Disclaimer/Complaints regulations
If you believe that digital publication of certain material infringes any of your rights or (privacy) interests, please let the Library know, stating your reasons. In case of a legitimate complaint, the Library will make the material inaccessible and/or remove it from the website. Please contact the library:
https://www.amsterdamuas.com/library/contact/questions, or send a letter to: University Library (Library of the University of Amsterdam and Amsterdam University of Applied Sciences), Secretariat, Singel 425, 1012 WP Amsterdam, The Netherlands. You will be contacted as soon as possible.
Download date:26 Nov 2021
1
Buurtbudgetten en community building
Onderzoek naar buurtbudgetten in West, Centrum, Noord, Nieuw-West en Zuidoost
CoE Urban Governance & Social Innovation
Harko van den Hende Eelco van Wijk
Oktober 2020
2 Inhoudsopgave
- Hoofdstuk 1 Inleiding, belangrijkste conclusies (beknopt), leeswijzer - Hoofdstuk 2 Toelichting onderzoeksvraag en gebruikte begrippen - Hoofdstuk 3 Analyse buurtbudgetten in Zuidoost
- Hoofdstuk 4 Analyse buurtbudgetten in West, Centrum, Nieuw-West en Noord - Hoofdstuk 5 Conclusies en aanbevelingen
- Bijlage 1 Geraadpleegde bronnen
3 1. Inleiding en samenvatting
In dit onderzoek staat de vraag centraal op welke wijze buurtbudgetten zo goed mogelijk kunnen bijdragen aan community building. Daarbij is in het bijzonder gekeken naar de relatie tussen de kenmerken van een buurt en de inzet van dit instrument. Deze rapportage richt zich op de
buurtbudgetten zoals die zijn uitgegeven in de stadsdelen Noord, Nieuw-West, Zuidoost, Centrum en West en gaat uit van de vormgeving van dit instrument in 2019 (met soms een klein uitstapje naar andere jaren). Het onderzoek heeft in hoge mate plaatsgevonden via literatuurstudie en
deskresearch. Vanwege de krappe planning van dit onderzoek is afgesproken om alleen in Zuidoost is met betrokkenen van bewonersorganisaties te spreken. Het onderzoek is aanvulling op eerder onderzoek van AMJS naar buurtbudgetten en sluit aan bij een door de gemeente zelf uitgevoerde en net afgeronde evaluatie.

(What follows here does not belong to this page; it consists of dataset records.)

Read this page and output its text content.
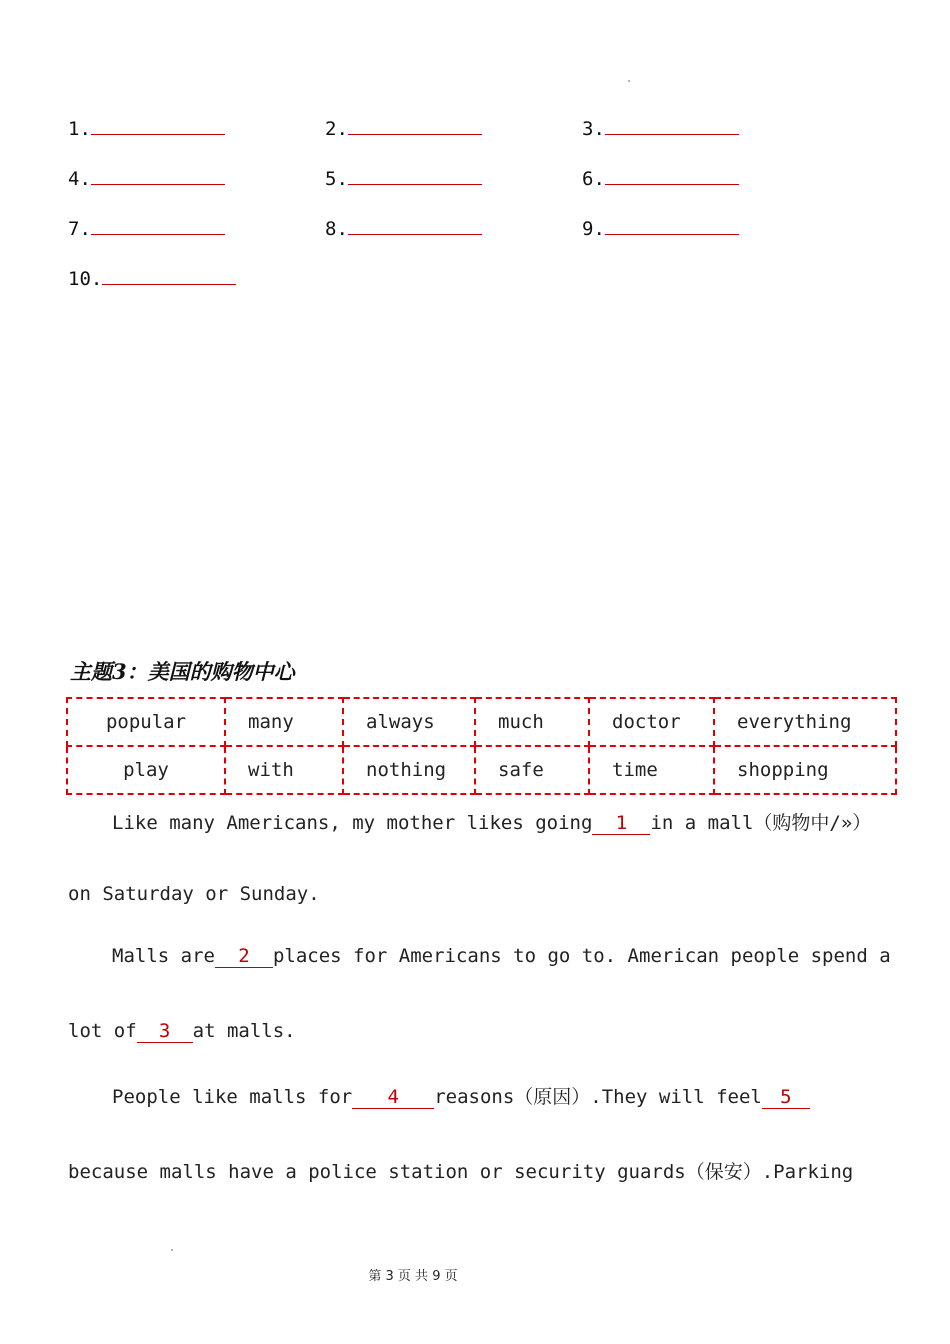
1.	2.	3.
4.	5.	6.
7.	8.	9.
10.
主题3：美国的购物中心
popular	many	always	much	doctor	everything
play	with	nothing	safe	time	shopping
Like many Americans, my mother likes going 1 in a mall（购物中/»）
on Saturday or Sunday.
Malls are 2 places for Americans to go to. American people spend a
lot of 3 at malls.
People like malls for 4 reasons（原因）.They will feel 5
because malls have a police station or security guards（保安）.Parking
第 3 页 共 9 页
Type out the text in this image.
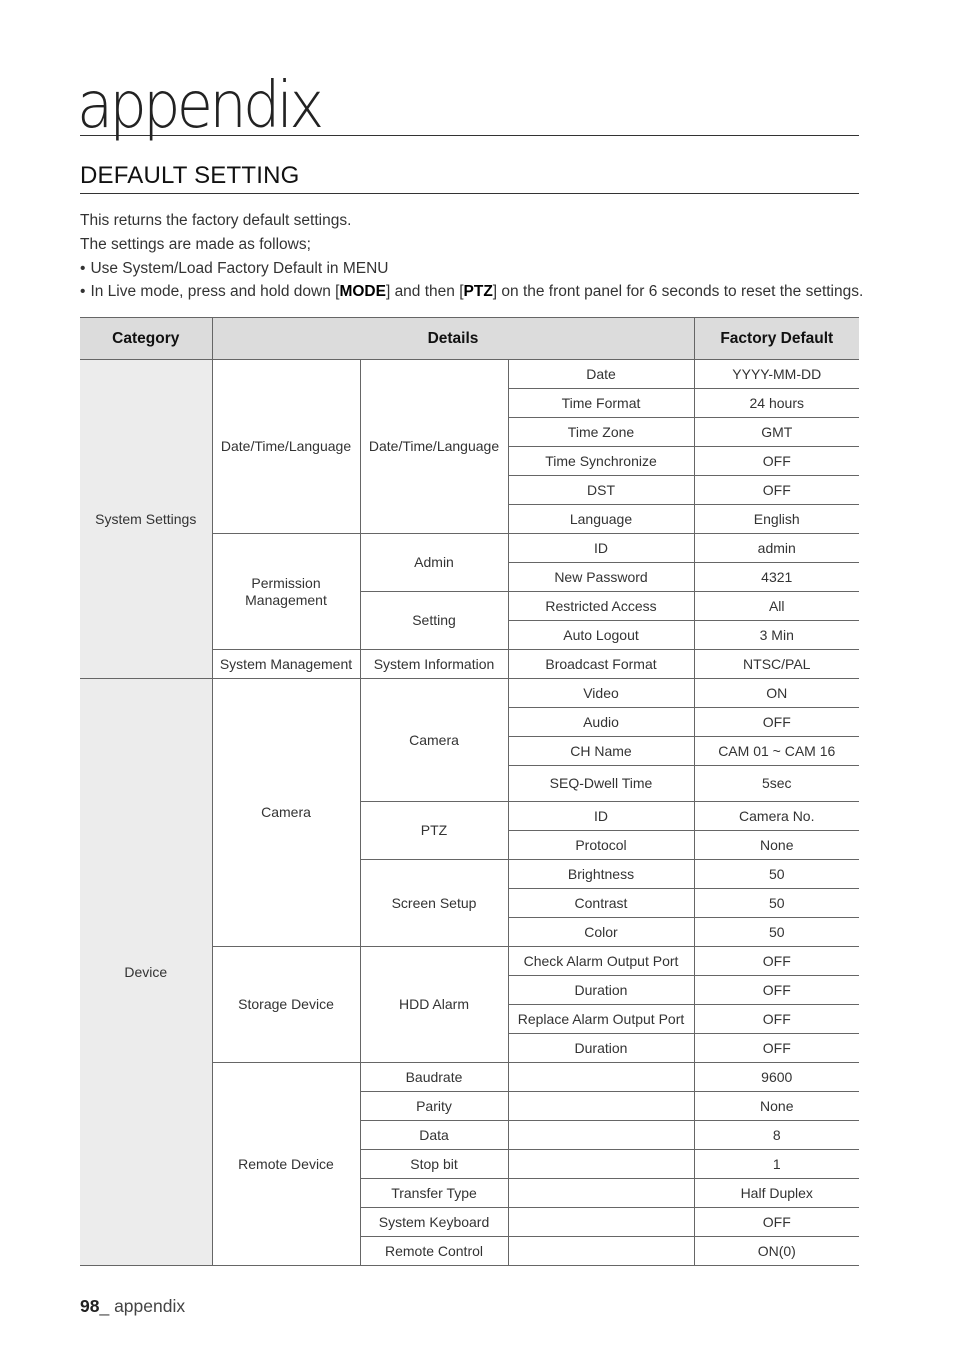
appendix
DEFAULT SETTING

This returns the factory default settings.

The settings are made as follows;

• Use System/Load Factory Default in MENU
• In Live mode, press and hold down [MODE] and then [PTZ] on the front panel for 6 seconds to reset the settings.
Category	Details			Factory Default
System Settings	Date/Time/Language	Date/Time/Language	Date	YYYY-MM-DD
			Time Format	24 hours
			Time Zone	GMT
			Time Synchronize	OFF
			DST	OFF
			Language	English
	Permission Management	Admin	ID	admin
			New Password	4321
		Setting	Restricted Access	All
			Auto Logout	3 Min
	System Management	System Information	Broadcast Format	NTSC/PAL
Device	Camera	Camera	Video	ON
			Audio	OFF
			CH Name	CAM 01 ~ CAM 16
			SEQ-Dwell Time	5sec
		PTZ	ID	Camera No.
			Protocol	None
		Screen Setup	Brightness	50
			Contrast	50
			Color	50
	Storage Device	HDD Alarm	Check Alarm Output Port	OFF
			Duration	OFF
			Replace Alarm Output Port	OFF
			Duration	OFF
	Remote Device	Baudrate		9600
		Parity		None
		Data		8
		Stop bit		1
		Transfer Type		Half Duplex
		System Keyboard		OFF
		Remote Control		ON(0)
98_ appendix
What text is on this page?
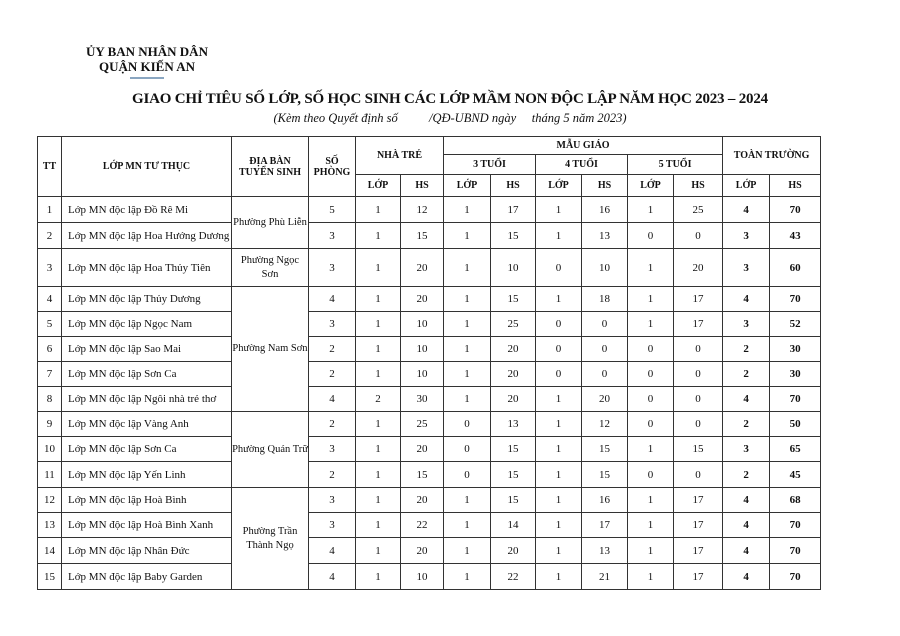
ỦY BAN NHÂN DÂN
QUẬN KIẾN AN
GIAO CHỈ TIÊU SỐ LỚP, SỐ HỌC SINH CÁC LỚP MẦM NON ĐỘC LẬP NĂM HỌC 2023 – 2024
(Kèm theo Quyết định số          /QĐ-UBND ngày     tháng 5 năm 2023)
TT	LỚP MN TƯ THỤC	ĐỊA BÀN TUYỂN SINH	SỐ PHÒNG	NHÀ TRẺ		MẪU GIÁO						TOÀN TRƯỜNG	
						3 TUỔI		4 TUỔI		5 TUỔI			
				LỚP	HS	LỚP	HS	LỚP	HS	LỚP	HS	LỚP	HS
1	Lớp MN độc lập Đồ Rê Mi	Phường Phù Liễn	5	1	12	1	17	1	16	1	25	4	70
2	Lớp MN độc lập Hoa Hướng Dương		3	1	15	1	15	1	13	0	0	3	43
3	Lớp MN độc lập Hoa Thủy Tiên	Phường Ngọc Sơn	3	1	20	1	10	0	10	1	20	3	60
4	Lớp MN độc lập Thủy Dương	Phường Nam Sơn	4	1	20	1	15	1	18	1	17	4	70
5	Lớp MN độc lập Ngọc Nam		3	1	10	1	25	0	0	1	17	3	52
6	Lớp MN độc lập Sao Mai		2	1	10	1	20	0	0	0	0	2	30
7	Lớp MN độc lập Sơn Ca		2	1	10	1	20	0	0	0	0	2	30
8	Lớp MN độc lập Ngôi nhà trẻ thơ		4	2	30	1	20	1	20	0	0	4	70
9	Lớp MN độc lập Vàng Anh	Phường Quán Trữ	2	1	25	0	13	1	12	0	0	2	50
10	Lớp MN độc lập Sơn Ca		3	1	20	0	15	1	15	1	15	3	65
11	Lớp MN độc lập Yến Linh		2	1	15	0	15	1	15	0	0	2	45
12	Lớp MN độc lập Hoà Bình	Phường Trần Thành Ngọ	3	1	20	1	15	1	16	1	17	4	68
13	Lớp MN độc lập Hoà Bình Xanh		3	1	22	1	14	1	17	1	17	4	70
14	Lớp MN độc lập Nhân Đức		4	1	20	1	20	1	13	1	17	4	70
15	Lớp MN độc lập Baby Garden		4	1	10	1	22	1	21	1	17	4	70
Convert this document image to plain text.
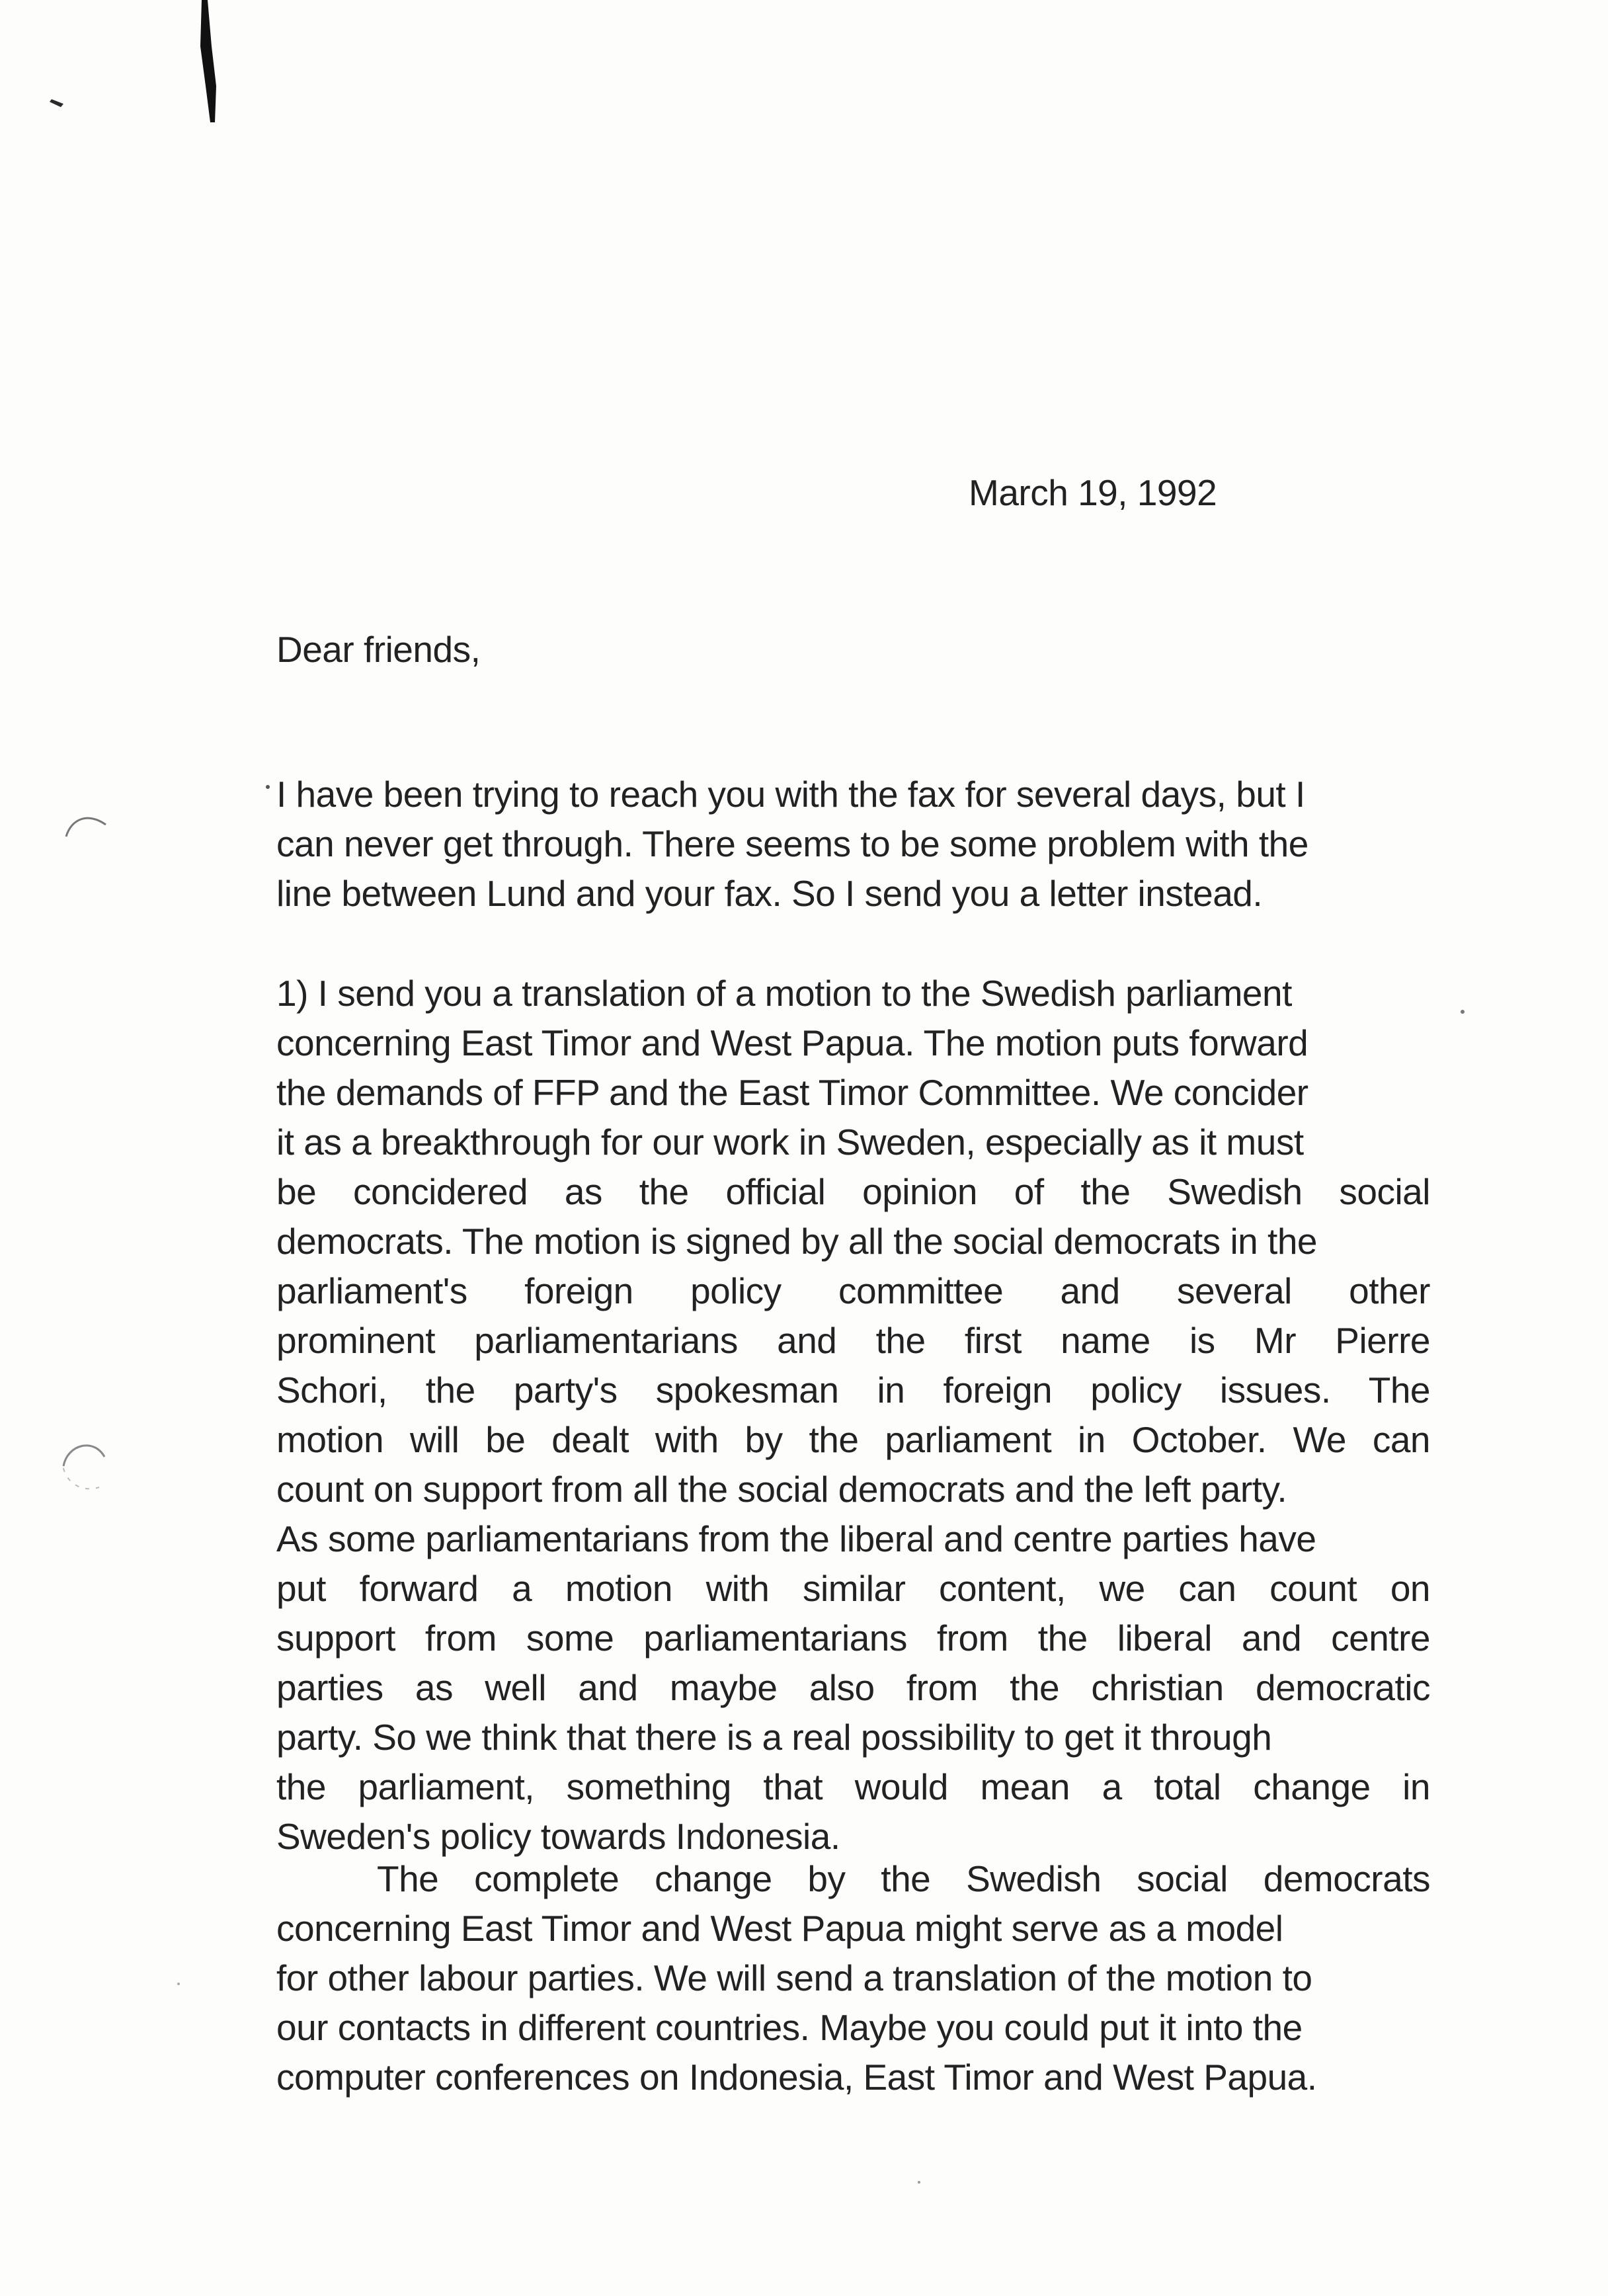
March 19, 1992
Dear friends,
I have been trying to reach you with the fax for several days, but I
can never get through. There seems to be some problem with the
line between Lund and your fax. So I send you a letter instead.
1) I send you a translation of a motion to the Swedish parliament
concerning East Timor and West Papua. The motion puts forward
the demands of FFP and the East Timor Committee. We concider
it as a breakthrough for our work in Sweden, especially as it must
be concidered as the official opinion of the Swedish social
democrats. The motion is signed by all the social democrats in the
parliament's foreign policy committee and several other
prominent parliamentarians and the first name is Mr Pierre
Schori, the party's spokesman in foreign policy issues. The
motion will be dealt with by the parliament in October. We can
count on support from all the social democrats and the left party.
As some parliamentarians from the liberal and centre parties have
put forward a motion with similar content, we can count on
support from some parliamentarians from the liberal and centre
parties as well and maybe also from the christian democratic
party. So we think that there is a real possibility to get it through
the parliament, something that would mean a total change in
Sweden's policy towards Indonesia.
The complete change by the Swedish social democrats
concerning East Timor and West Papua might serve as a model
for other labour parties. We will send a translation of the motion to
our contacts in different countries. Maybe you could put it into the
computer conferences on Indonesia, East Timor and West Papua.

Om de invloed van buurtbudgetten te kunnen duiden is de nadruk gelegd op drie aspecten die bepalend zijn voor de kracht van een buurt en daarmee voor community building:
- De in de buurt beschikbare bronnen als tijd geld en kennis en ervaring;
- De in de buurten aanwezige sociale netwerken;
- De mechanismen in de buurt die participatie van bewoners bevorderen.
Uitgaande van deze drie aspecten worden conclusies getrokken ten aanzien van de betekenis van buurtbudgetten voor community building. De belangrijkste zijn:
1) Er is een positief verband is tussen de mate van handelingsvrijheid die een bepaalde vorm van buurtbudgetten de buurt biedt en de mogelijke invloed van het buurtbudget op community building.
2) De vrijheid van handelen is niet onbeperkt, maar gaat gepaard met het zorgdragen voor transparantie, verantwoording, eerlijkheid en inclusiviteit in het proces.
3) Er is geen relatie is tussen de aard van de buurt en de in te zetten vorm van buurtbudgetten.
Elke vorm van buurtbudgetten kan worden ingezet in elke buurt.
4) Ongeacht de gekozen vorm, heeft een buurt wel passende ondersteuning nodig om de gekozen vorm invulling te geven. En wat passende ondersteuning is, dat hangt samen met de aard van de buurt.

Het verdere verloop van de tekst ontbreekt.